As the story begins crowds of game fanatics are scrambling to buy copies of a new game by the renowned designer Akihiko Kayaba (Kouichi Yamadera). It is a massive online role-playing game (RPG) with a sword and sorcery theme. It achieves total immersive realism by means of the “Nerve Gear” helmet, Kayaba’s invention that directly stimulates the brain. Only 10,000 copies of the game are offered. They are quickly snapped up and the buyers immediately log on to try it out.

Our protagonist is Kazuto Kirigaya (Yoshitsugu Matsuoka) who plays under the name of “Kirito”. He helped beta test the game and is eager to play it for real.

Everything seems to be going fine until he notices that the “log out” command is missing from the game menu.

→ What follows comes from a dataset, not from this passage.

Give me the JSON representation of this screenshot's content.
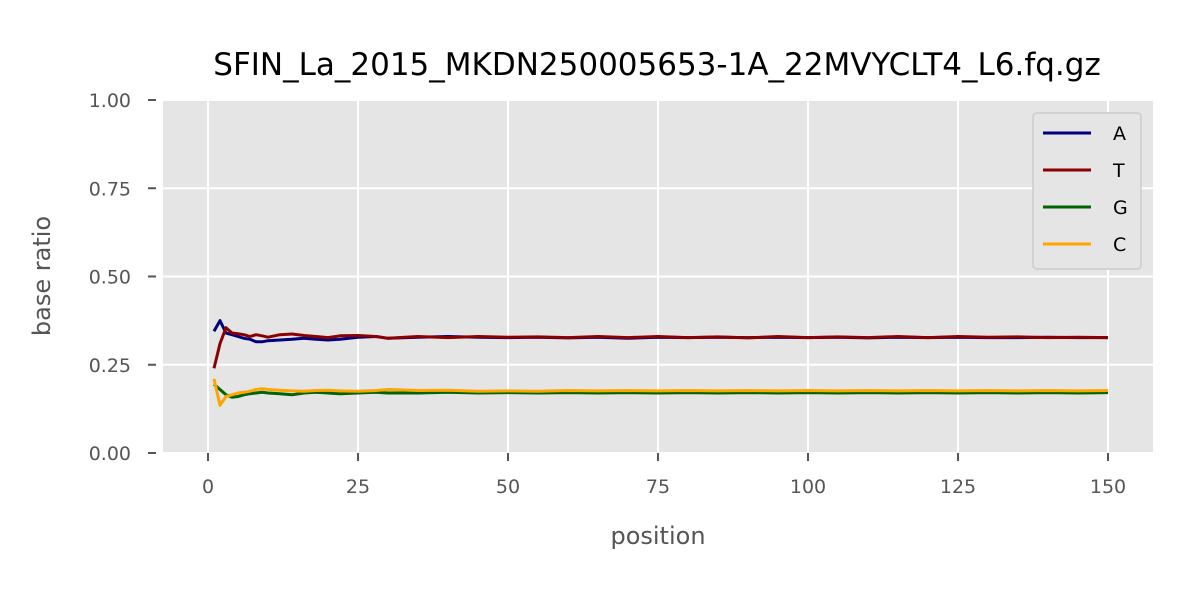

Kayaba appears to the assembled players. Unfortunately it seems that he is totally psychotic. He has rigged the game so that the players can’t leave. Furthermore if they die in the game their Nerve Gear helmets will really kill them. The helmets will also kill the players if someone tries to remove them or if they lose power. (Though this isn’t explicitly stated I presume that the players will also be killed if Kayaba is arrested and stops administering the game.)

The only way out is to win the game by reaching the top level. But no beta tester ever came close to doing this.

As final fillip Kayaba forces all the game avatars to look like the actual players. This leads to an amusing sequence where most of the cute girls turn out to be nerdy guys.

Of the original 10,000 players about 2,000 immediately freak out and quickly get themselves killed. The rest buckle down and start leveling up in earnest.

In most shounen fighting anime you can safely assume that the main characters won’t get killed. Or at least if a major character does die it will be a heroic death that really means something. In SOA however characters get killed right and left, including characters we know and care about, and their deaths are inherently meaningless since this is just a stupid game run by a lunatic.

Kirito initially acts like a jerk, using the knowledge of the game that he gained as a beta tester to level up quickly without stopping to consider that by sharing his knowledge he might save a lot of innocent lives.

By the second episode he sees the error of his ways and adopts a more heroic role. He becomes the sort of mysterious lone hero who joins up with weaker players, helps them out of a jam, then waves goodbye and rides off into the sunset, trying to avoid forming close ties with anyone. This is still a rather cold, unlikeable persona but maybe he will get better in the future.

2 thoughts on “Sword Art Online–Anime Early Impressions

  1. Steven Den Beste

    How much you want to bet that when the show finally ends, we discover that the people killed out of the game didn’t really die? It was all a joke?

    After all, the people in the game only have that insane guy’s word for it that dying is for real.